Selon le témoin, il est plus tard parti avec Kandro à Songolo, et il a décrit d’autres batailles contre les Ougandais, qui ont eu lieu dans la région.
Lorsque Lopondo a été chassé de Bunia, le témoin a déclaré qu’il était à Songolo. Le témoin a vu Lopondo quand il est arrivé à Songolo et a indiqué qu’ils se sont servis du vélo du témoin pour le transport de Lopondo dans le village. Après le départ de Lopondo, a ajouté le témoin, Songolo a été attaqué par les Ougandais, les Bira, et l’UPC (Union des patriotes congolais, une milice hema présumée dirigée par Thomas Lubanga, qui est également inculpé par la CPI).
Après l’attaque de Songolo, selon le témoin, les combattants se sont préparés pour une attaque sur Nyankunde. Il a affirmé que les commandants en charge de l’attaque sur Nyankunde ont été Kandro, Cobra Matata, et un soldat de l’APC, Fauste.
Cobra Matata a plus tard tué Kandro, a indiqué le témoin, puis attaqué les combattants de Kandro basés à Avenuma. Selon le témoin, les soldats de Kandro se sont enfuis à Kagaba, où ils sont restés sous les ordres du commandant Yuda.

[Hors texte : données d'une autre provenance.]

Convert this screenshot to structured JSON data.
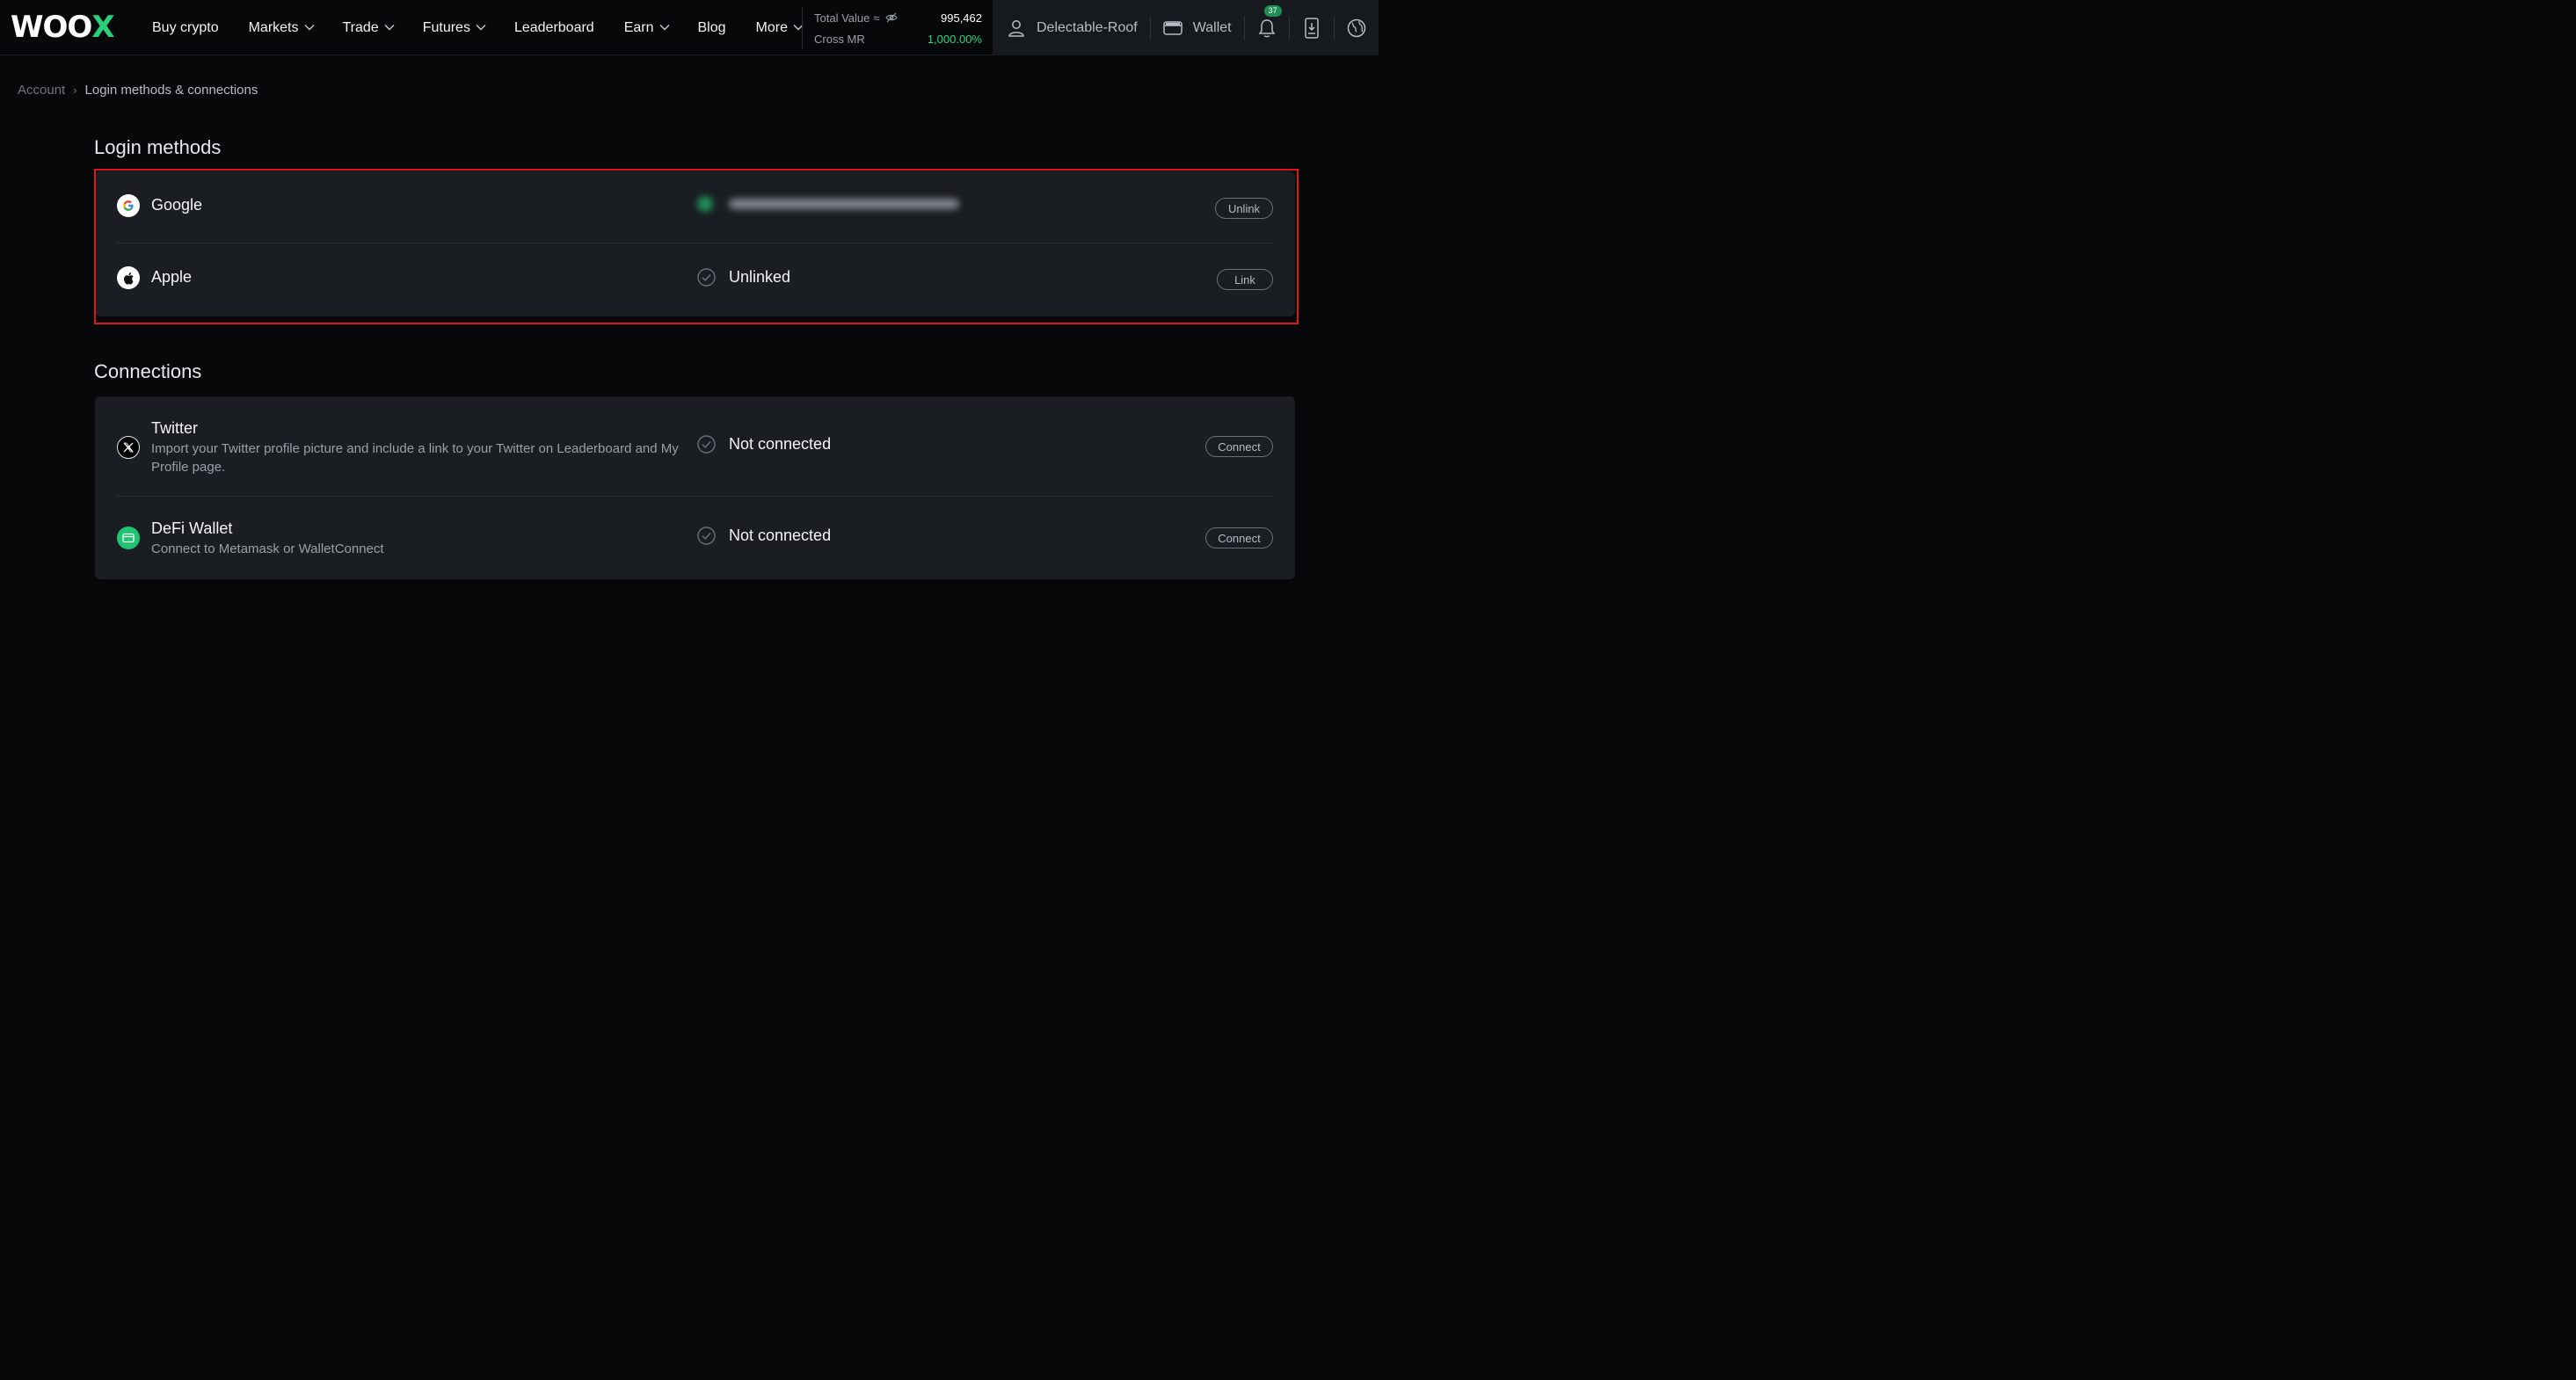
{
  "brand": {
    "logo_main": "WOO",
    "logo_accent": "X",
    "accent_color": "#28d07a"
  },
  "nav": {
    "items": [
      {
        "label": "Buy crypto",
        "dropdown": false
      },
      {
        "label": "Markets",
        "dropdown": true
      },
      {
        "label": "Trade",
        "dropdown": true
      },
      {
        "label": "Futures",
        "dropdown": true
      },
      {
        "label": "Leaderboard",
        "dropdown": false
      },
      {
        "label": "Earn",
        "dropdown": true
      },
      {
        "label": "Blog",
        "dropdown": false
      },
      {
        "label": "More",
        "dropdown": true
      }
    ]
  },
  "balance": {
    "total_label": "Total Value",
    "approx": "≈",
    "total_value": "995,462",
    "mr_label": "Cross MR",
    "mr_value": "1,000.00%"
  },
  "account": {
    "username": "Delectable-Roof",
    "wallet_label": "Wallet",
    "notification_count": "37"
  },
  "breadcrumb": {
    "parent": "Account",
    "current": "Login methods & connections"
  },
  "login_methods": {
    "title": "Login methods",
    "items": [
      {
        "name": "Google",
        "status": "",
        "action": "Unlink"
      },
      {
        "name": "Apple",
        "status": "Unlinked",
        "action": "Link"
      }
    ]
  },
  "connections": {
    "title": "Connections",
    "items": [
      {
        "name": "Twitter",
        "description": "Import your Twitter profile picture and include a link to your Twitter on Leaderboard and My Profile page.",
        "status": "Not connected",
        "action": "Connect"
      },
      {
        "name": "DeFi Wallet",
        "description": "Connect to Metamask or WalletConnect",
        "status": "Not connected",
        "action": "Connect"
      }
    ]
  },
  "colors": {
    "highlight": "#e0141a",
    "positive": "#2bd47f"
  }
}
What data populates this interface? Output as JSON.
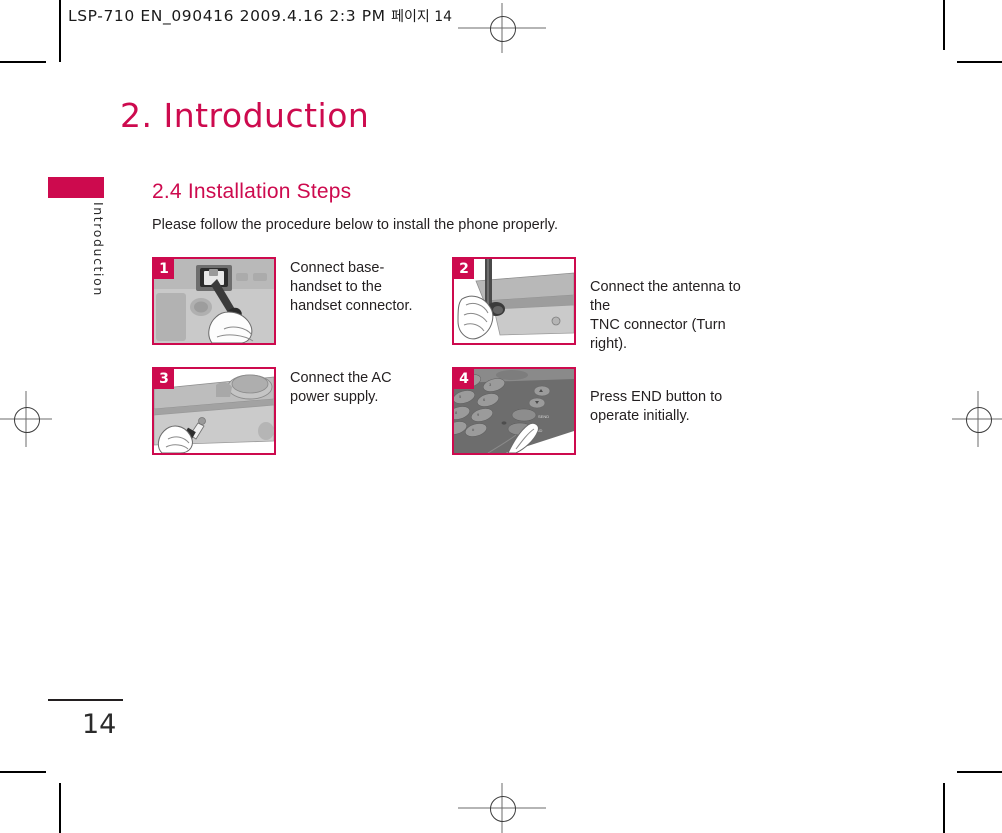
{
  "prepress": {
    "slug_main": "LSP-710 EN_090416  2009.4.16 2:3 PM",
    "slug_korean": "페이지 14"
  },
  "chapter": {
    "title": "2. Introduction"
  },
  "sidebar": {
    "tab_label": "Introduction"
  },
  "section": {
    "heading": "2.4  Installation Steps",
    "intro": "Please follow the procedure below to install the phone properly."
  },
  "steps": [
    {
      "number": "1",
      "caption": "Connect base-\nhandset to the\nhandset connector.",
      "figure_name": "handset-connector-photo"
    },
    {
      "number": "2",
      "caption": "Connect the antenna to the\nTNC connector (Turn right).",
      "figure_name": "antenna-tnc-photo"
    },
    {
      "number": "3",
      "caption": "Connect the AC\npower supply.",
      "figure_name": "ac-power-supply-photo"
    },
    {
      "number": "4",
      "caption": "Press END button to\noperate initially.",
      "figure_name": "end-button-keypad-photo"
    }
  ],
  "footer": {
    "page_number": "14"
  },
  "colors": {
    "brand_crimson": "#cd0a4e",
    "body_text": "#231f20"
  }
}
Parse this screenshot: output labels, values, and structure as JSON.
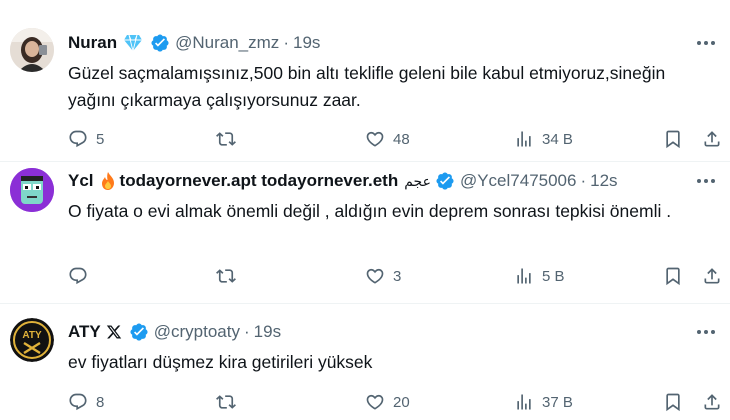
{
  "tweets": [
    {
      "name": "Nuran",
      "handle": "@Nuran_zmz",
      "time": "19s",
      "text": "Güzel saçmalamışsınız,500 bin altı teklifle geleni bile kabul etmiyoruz,sineğin yağını çıkarmaya çalışıyorsunuz zaar.",
      "replies": "5",
      "reposts": "",
      "likes": "48",
      "views": "34 B"
    },
    {
      "name": "Ycl",
      "name_extra": "todayornever.apt todayornever.eth",
      "name_arabic": "عجم",
      "handle": "@Ycel7475006",
      "time": "12s",
      "text": "O fiyata o evi almak önemli değil , aldığın evin deprem sonrası tepkisi önemli .",
      "replies": "",
      "reposts": "",
      "likes": "3",
      "views": "5 B"
    },
    {
      "name": "ATY",
      "handle": "@cryptoaty",
      "time": "19s",
      "text": "ev fiyatları düşmez kira getirileri yüksek",
      "replies": "8",
      "reposts": "",
      "likes": "20",
      "views": "37 B"
    }
  ],
  "avatar_text": "ATY",
  "colors": {
    "verified": "#1d9bf0",
    "muted": "#536471",
    "text": "#0f1419",
    "divider": "#eff3f4",
    "diamond": "#4fc3f7",
    "fire": "#ff7a1a"
  }
}
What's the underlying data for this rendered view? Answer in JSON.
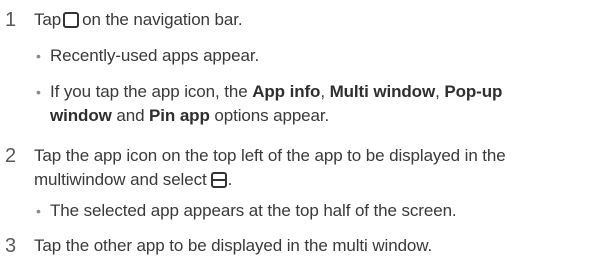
{
  "steps": [
    {
      "num": "1",
      "text_before": "Tap",
      "icon": "recent-apps-icon",
      "text_after": "on the navigation bar.",
      "bullets": [
        {
          "text": "Recently-used apps appear."
        },
        {
          "line1_pre": "If you tap the app icon, the ",
          "b1": "App info",
          "sep1": ", ",
          "b2": "Multi window",
          "sep2": ", ",
          "b3": "Pop-up",
          "line2_b": "window",
          "line2_mid": " and ",
          "b4": "Pin app",
          "line2_post": " options appear."
        }
      ]
    },
    {
      "num": "2",
      "line1": "Tap the app icon on the top left of the app to be displayed in the",
      "line2_pre": "multiwindow and select",
      "icon": "split-window-icon",
      "line2_post": ".",
      "bullets": [
        {
          "text": "The selected app appears at the top half of the screen."
        }
      ]
    },
    {
      "num": "3",
      "text": "Tap the other app to be displayed in the multi window."
    }
  ]
}
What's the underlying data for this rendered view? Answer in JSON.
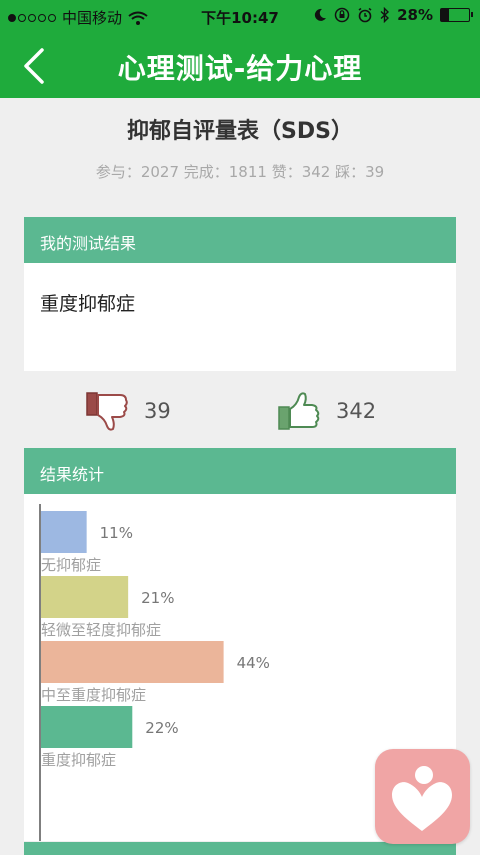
{
  "status_bar": {
    "carrier": "中国移动",
    "time": "下午10:47",
    "battery": "28%",
    "battery_level": 0.28,
    "signal_bars": 1
  },
  "nav": {
    "title": "心理测试-给力心理"
  },
  "test": {
    "title": "抑郁自评量表（SDS）",
    "stats": "参与：2027 完成：1811 赞：342 踩：39"
  },
  "result": {
    "header": "我的测试结果",
    "text": "重度抑郁症"
  },
  "votes": {
    "dislike_count": "39",
    "like_count": "342"
  },
  "statistics": {
    "header": "结果统计"
  },
  "chart_data": {
    "type": "bar",
    "orientation": "horizontal",
    "categories": [
      "无抑郁症",
      "轻微至轻度抑郁症",
      "中至重度抑郁症",
      "重度抑郁症"
    ],
    "values": [
      11,
      21,
      44,
      22
    ],
    "value_labels": [
      "11%",
      "21%",
      "44%",
      "22%"
    ],
    "colors": [
      "#9db8e2",
      "#d3d389",
      "#ebb59a",
      "#5bb891"
    ],
    "unit": "%"
  },
  "colors": {
    "brand": "#1fab3c",
    "card_header": "#5bb891",
    "float_button": "#f0a5a5"
  },
  "icons": {
    "back": "chevron-left-icon",
    "dislike": "thumbs-down-icon",
    "like": "thumbs-up-icon",
    "float": "heart-person-icon"
  }
}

Le témoin a également déclaré qu’il avait participé à l’attaque de Bogoro et a expliqué que l’attaque a été menée par un certain nombre de groupes travaillant ensemble. Yuda a ordonné la planification de l’attaque, a déclaré le témoin. Bien qu’il ait admis que des civils ont été tués pendant l’attaque, il a souligné que beaucoup d’entre eux étaient armés. Il a nié avoir vu des enfants-soldats lors de l’attaque ou des femmes violées. Il a dit qu’il n’a pas vu Katanga, le jour de l’attaque de Bogoro.
Le témoin a également déclaré que Katanga a été nommé à la tête de la FRPI, mais il ne se souvenait pas quand.
L’avocat de la défense pour Ngudjolo a également interrogé le témoin sur l’attaque de Bogoro. Le témoin a réitéré que c’était Yuda qui avait planifié l’attaque, avec son adjoint Androso Zaba Dark. Dark est resté en tant que commandant de Bogoro après l’attaque.
Lors du contre-interrogatoire, le témoin a déclaré que Kandro était le commandant suprême des combattants Ngiti.
Son contre-interrogatoire continue et fera l’objet d’un compte-rendu dans le prochain rapport.